"Este
texto é para dizer que a morte de João Barreto de Medeiros Filho,
o Manoca, me
deixou mal"
Por: Conrado Carlos - Editor de
Cultura
Há pouco
mais de cinco meses Manoca passou na sede de O Jornal de Hoje para deixar uma
cópia de seu CD “O som que vem”. Sempre educado em sua aparência frágil e
pacata, ele demonstrava empolgação com o material que lhe custara dois anos e
alguns milhares de reais, pois bancado do próprio bolso, impaciente que era com
leis de incentivo à cultura. Manoca disse, durante a entrevista, que preferia
gastar dinheiro, mas ter independência e agilidade. Foi a primeira e única vez
que nos falamos pessoalmente.
Cerca de
três anos antes tinha ligado em sua casa para uma breve e superficial tentativa
de arrancar conhecimento do professor da Escola de Música da UFRN, chancelado
por meio mundo como um dos melhores instrumentistas já nascidos entre os
potiguares. Pensava em colher dois ou três bons depoimentos e uma lista com as
dez músicas que marcaram sua vida (que reproduzo no final deste texto com
comentários feitos pelo próprio). O que eu tive naquele telefone, entretanto,
foi uma verdadeira aula à distância de um profundo conhecedor de sua paixão.
Foram mais
de sessenta minutos em que ele transitou entre erudição e didatismo,
preocupando-se a cada instante em conferir se o interlocutor aqui estava
atento.
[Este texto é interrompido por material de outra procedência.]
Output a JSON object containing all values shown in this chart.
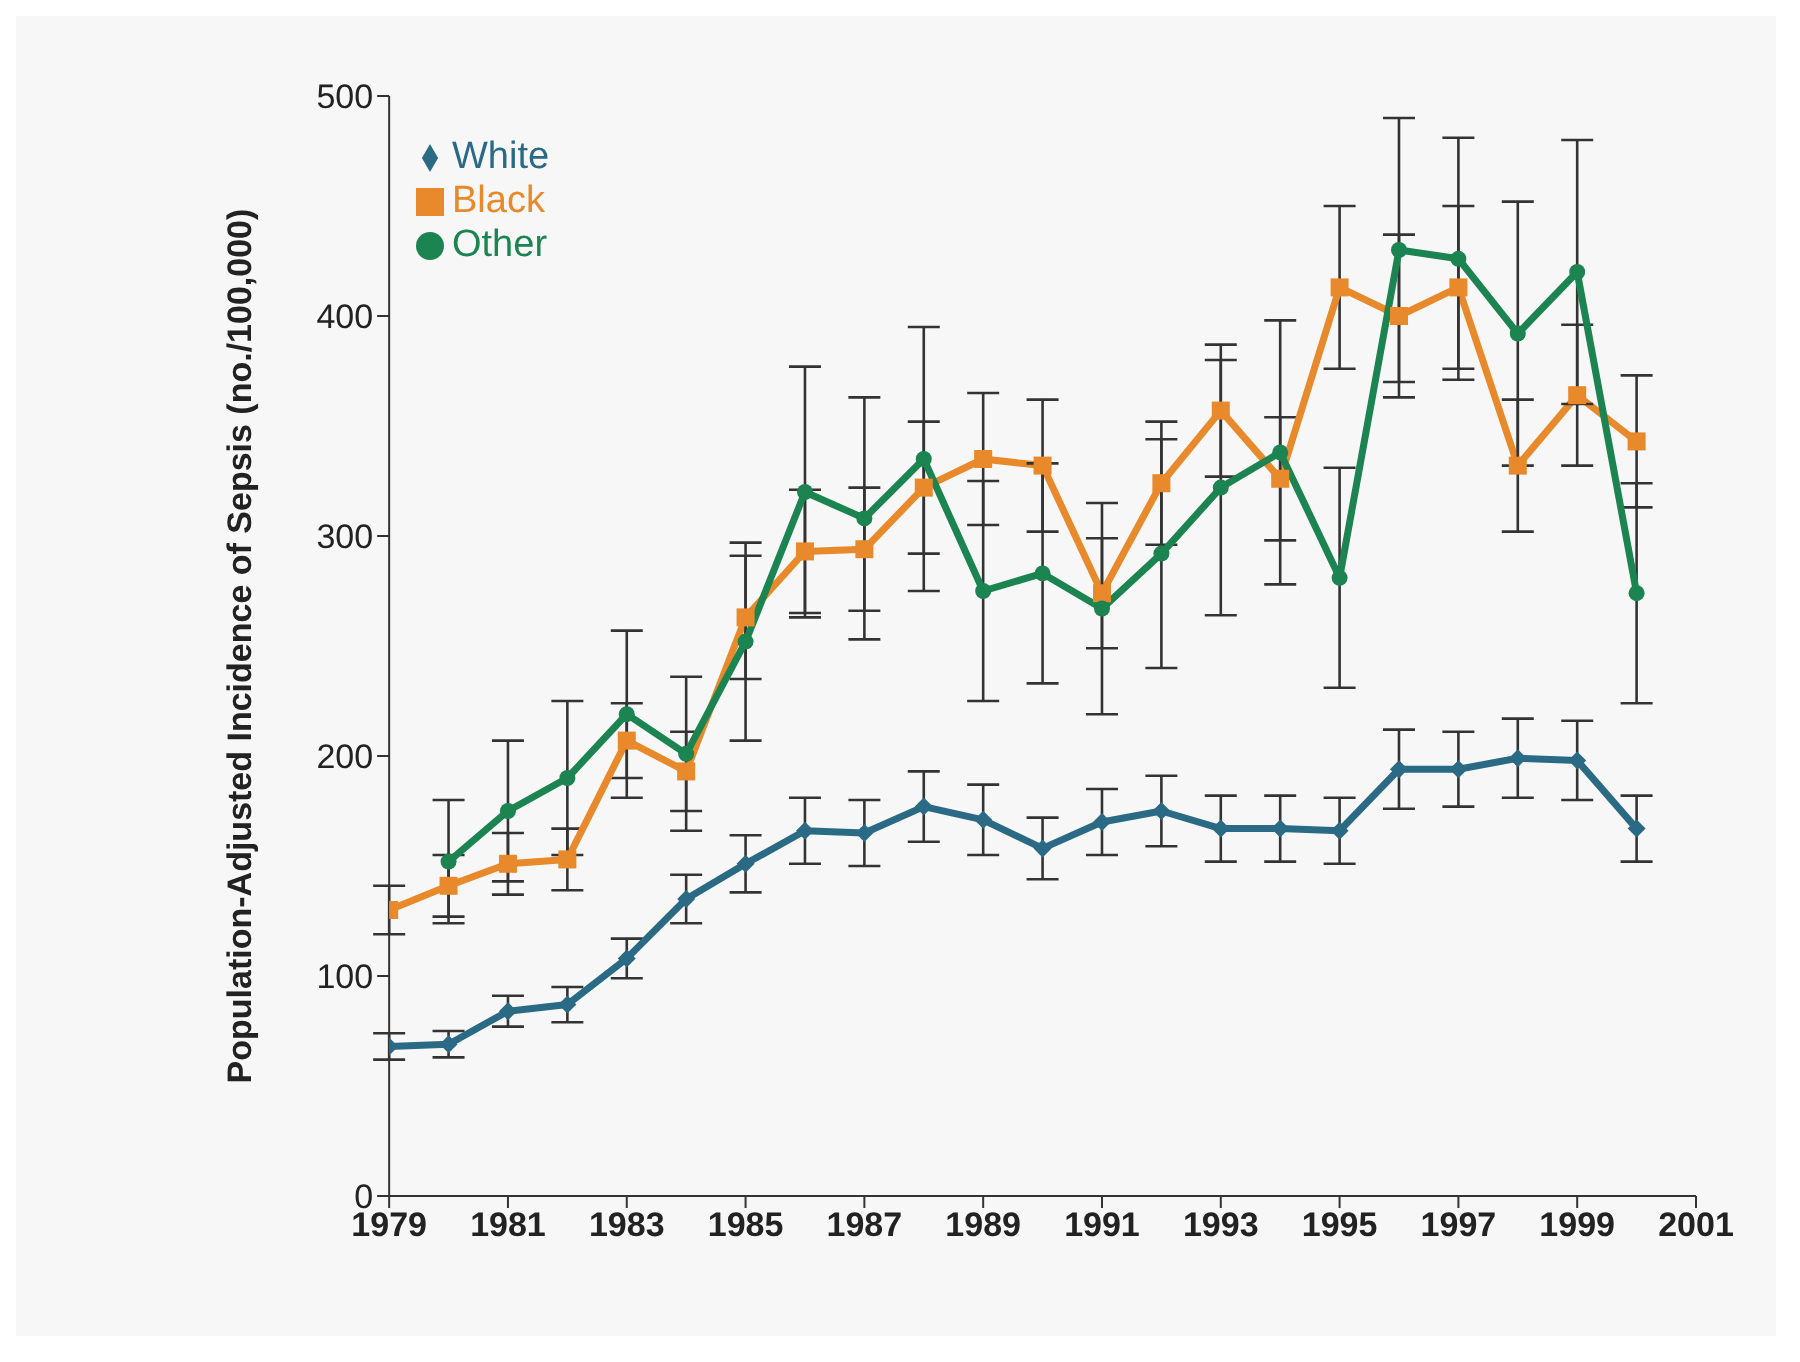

Isso era 2010 e falamos pouco sobre vida pessoal. O que foi feito em
junho passado, quando do lançamento de “O som que vem”.
Manoca falou
sobre o tempo em que ouvia Kansas e Queen no programa Rock in Concert, da Rede
Globo (final dos 70s); dos estudos e perrengues no Rio de Janeiro, vivido pelo
então menino de 20 anos que lutava pelo sonho de ser músico profissional,
animado com a repercussão de sua banda Fluídos, uma das primeiras do rock
papa-jerimum, lá pelos idos de 1984, 1985.
E também
abriu o jogo sobre o suicídio do pai, por essa mesma época em que estava na
capital carioca. Senti nostalgia em sua voz, o que é normal, ainda que tenha
destacado o apoio que recebeu para ser músico e abandonar o curso de farmácia.
“Imagine seu pai dar essa força?”, disse Manoca, um cara que só gerava elogios
no meio artístico local. O tema suicídio foi discutido na entrevista, mas como
tinha optado em não mencionar o fato na matéria, confesso que esqueci os
detalhes. Só que eles voltaram na tarde de ontem, segunda-feira, 25 de novembro
de 2013.
Recebi uma
mensagem às 11h17. “Amigo, fiquei sabendo agora q Manoca cometeu suicídio, vc
sabe de mais alguma coisa? Q notícia triste…”. Desse jeito, palavras escassas,
duras, chocantes. Confirmei nos sites e em redes sociais que meu amigo não
estava delirando. Manoca fora encontrado morto em seu apartamento no Tirol e o
maior ato de rebeldia contra a existência humana era a causa mais provável.
Tentei evitar as lágrimas em vão, como se tudo aquilo tivesse a ver comigo,
algum parente morto, não sei. De repente a tarde acinzentou.
Talvez você
tenha outra definição para ficar emocionado, deprimido, triste com a morte de
alguém fora de sua família. Estamos tão acostumados com violência e com a
exploração da desgraça alheia na mídia que ouvir a frase “Fulano morreu” vira
mais uma em um mar de tragédias cotidianas. Em meu caso, sinto uma proximidade
inexplicável com a vítima, se tiver tido qualquer contato com ela, e fico para
baixo. Este texto é para dizer que a morte de João Barreto de Medeiros Filho, o
Manoca, me deixou mal.
Se
confirmado o auto sacrifício, aumenta a perplexidade. A prática vasculhada por
intelectuais desde Antiguidade é a vitória dos tormentos, do Eu sombrio, dos
segredos guardados, dos traumas sem solução. “I’ll never look into your eyes
again” (eu nunca olharei em seus olhos de novo), insistiu Jim Morrison em The
End. É o que a família de Manoca pensa desde ontem. Nunca mais, Manoca. Nunca
mais. Deixo estas sinceras palavras como um registro da admiração e simpatia
que sentia por quem resolveu terminar o show sozinho. Uma pena sem tamanho.